Rezensionen anderer Blogger findet Ihr hier:
Gastbeitrag von Buchperlenblog bei Southboundhiker || Buchsichten || Allstorysaretrue || Sarah’s Book Blog xo
- Preis: 24 €
- Gebundene Ausgabe: 352 Seiten
- Verlag: Carl Hanser Verlag GmbH & Co. KG
- Sprache: Deutsch
- ISBN-10: 3446256555
- ISBN-13: 978-3446256552
- Originaltitel: The Underground Railroad
- Übersetzer:
Liebe Sarah,
ich hab lange überlegt, ob ich deine Rezension überhaupt lesen soll (va.nachdem du ja schon auf Twitter geschrieben hattest, dass dich das Buch nicht so ganz begeistert hat). Bei mir liegt seit einigen Monaten die englischsprachige Ausgabe und bei dem roten Cover werde ich immer von Vorfreude gepackt, weil ich aus den USA seit Erscheinen nur Positives gehört hatte. Und jetzt – hat meine überschwängliche Vorfreude dank dir einen kleinen Dämpfer erhalten. Aber vielleicht ist das auch gut so, um nicht mit zu hohen Erwartungen an das Buch heranzugehen. So oder so werde ich die Lektüre wegen der momentanen Omnipräsenz erst einmal für ein paar Monate vor mir herschieben. Und mit genügend Abstand hoffe ich, nicht enttäuscht zu werden. 😉
Liebe Kathrin,
Oweh, das hatte ich beim Schreiben der Rezension fast befürchtet – dass ich anderen, die das Buch schon haben, eventuell den Spaß verderbe. Das wollte ich nicht! Aber vielleicht ist es ja auch genau richtig für Dich, es gibt ja auch viele positive Stimmen 🙂 Ich drücke die Daumen, dass es Deinen Vorstellungen entspricht!

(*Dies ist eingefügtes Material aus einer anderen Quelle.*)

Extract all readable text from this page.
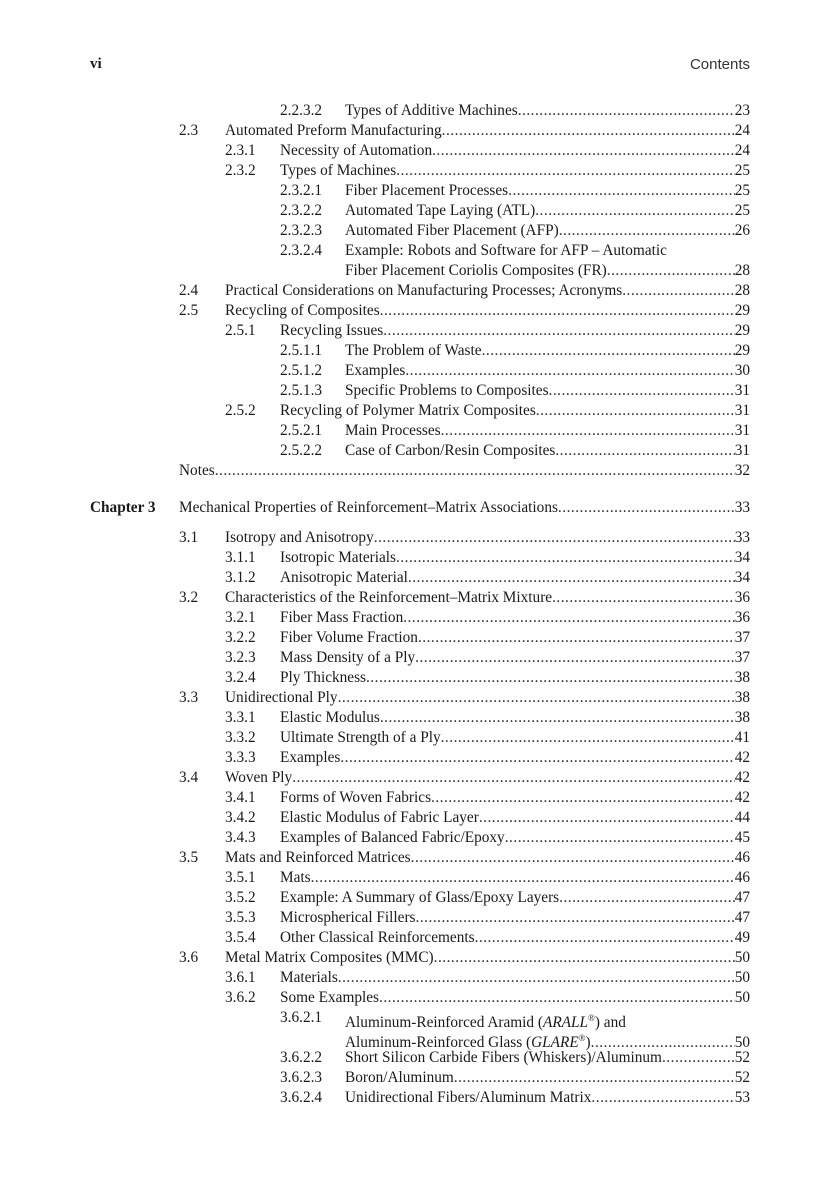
vi	Contents
2.2.3.2 Types of Additive Machines .....	23
2.3 Automated Preform Manufacturing .....	24
2.3.1 Necessity of Automation .....	24
2.3.2 Types of Machines .....	25
2.3.2.1 Fiber Placement Processes .....	25
2.3.2.2 Automated Tape Laying (ATL) .....	25
2.3.2.3 Automated Fiber Placement (AFP) .....	26
2.3.2.4 Example: Robots and Software for AFP – Automatic
Fiber Placement Coriolis Composites (FR) .....	28
2.4 Practical Considerations on Manufacturing Processes; Acronyms .....	28
2.5 Recycling of Composites .....	29
2.5.1 Recycling Issues .....	29
2.5.1.1 The Problem of Waste .....	29
2.5.1.2 Examples .....	30
2.5.1.3 Specific Problems to Composites .....	31
2.5.2 Recycling of Polymer Matrix Composites .....	31
2.5.2.1 Main Processes .....	31
2.5.2.2 Case of Carbon/Resin Composites .....	31
Notes .....	32
Chapter 3 Mechanical Properties of Reinforcement–Matrix Associations .....	33
3.1 Isotropy and Anisotropy .....	33
3.1.1 Isotropic Materials .....	34
3.1.2 Anisotropic Material .....	34
3.2 Characteristics of the Reinforcement–Matrix Mixture .....	36
3.2.1 Fiber Mass Fraction .....	36
3.2.2 Fiber Volume Fraction .....	37
3.2.3 Mass Density of a Ply .....	37
3.2.4 Ply Thickness .....	38
3.3 Unidirectional Ply .....	38
3.3.1 Elastic Modulus .....	38
3.3.2 Ultimate Strength of a Ply .....	41
3.3.3 Examples .....	42
3.4 Woven Ply .....	42
3.4.1 Forms of Woven Fabrics .....	42
3.4.2 Elastic Modulus of Fabric Layer .....	44
3.4.3 Examples of Balanced Fabric/Epoxy .....	45
3.5 Mats and Reinforced Matrices .....	46
3.5.1 Mats .....	46
3.5.2 Example: A Summary of Glass/Epoxy Layers .....	47
3.5.3 Microspherical Fillers .....	47
3.5.4 Other Classical Reinforcements .....	49
3.6 Metal Matrix Composites (MMC) .....	50
3.6.1 Materials .....	50
3.6.2 Some Examples .....	50
3.6.2.1 Aluminum-Reinforced Aramid (ARALL®) and
Aluminum-Reinforced Glass (GLARE®) .....	50
3.6.2.2 Short Silicon Carbide Fibers (Whiskers)/Aluminum .....	52
3.6.2.3 Boron/Aluminum .....	52
3.6.2.4 Unidirectional Fibers/Aluminum Matrix .....	53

Trotzdem vielen lieben Dank für den Kommentar 🙂
Liebe Grüße
Sarah
Ach, verdorben hast du es nicht. 😉 Und wie gesagt: Eigentlich finde ich es auch immer gut, wenn zu derart gelobten Büchern dann auch endlich einmal weniger euphorische Meinungen zu finden sind. Aber gerade von diesem Buch verspreche ich mir wegen des Themas doch recht viel und hatte auch gehofft, dass es dich so richtig mitreißen würde.
Und wer weiß – vielleicht werde ich die Geschichte ganz anders wahrnehmen. (Wenn nicht, ist das auch nicht so wild – es gibt schließlich immer noch genug andere atemberaubende Bücher im Regal und auf dem Markt. 🙂 )
Da bin ich beruhigt 🙂
Ich glaube, mein Problem liegt darin, dass ich „12 years a slave“ gesehen habe und diese Film auch nach Jahren noch nachwirkt. Ich hatte mir deshalb ein ähnlich intensives Leseerlebnis erhofft (bzw. es befürchtet). Ohne diesen Film empfindet man es vielleicht anders. Ich bin auf jeden Fall dann auf Deinen Eindruck gespannt, sobald Du es liest 🙂
„12 Years a Slave“ ist auch großartig! Wenn du den Film so mochtest, lies unbedingt auch das Buch! Es hat zwar die ein oder andere Länge, aber ist noch viel heftiger und schonungsloser als die Verfilmung.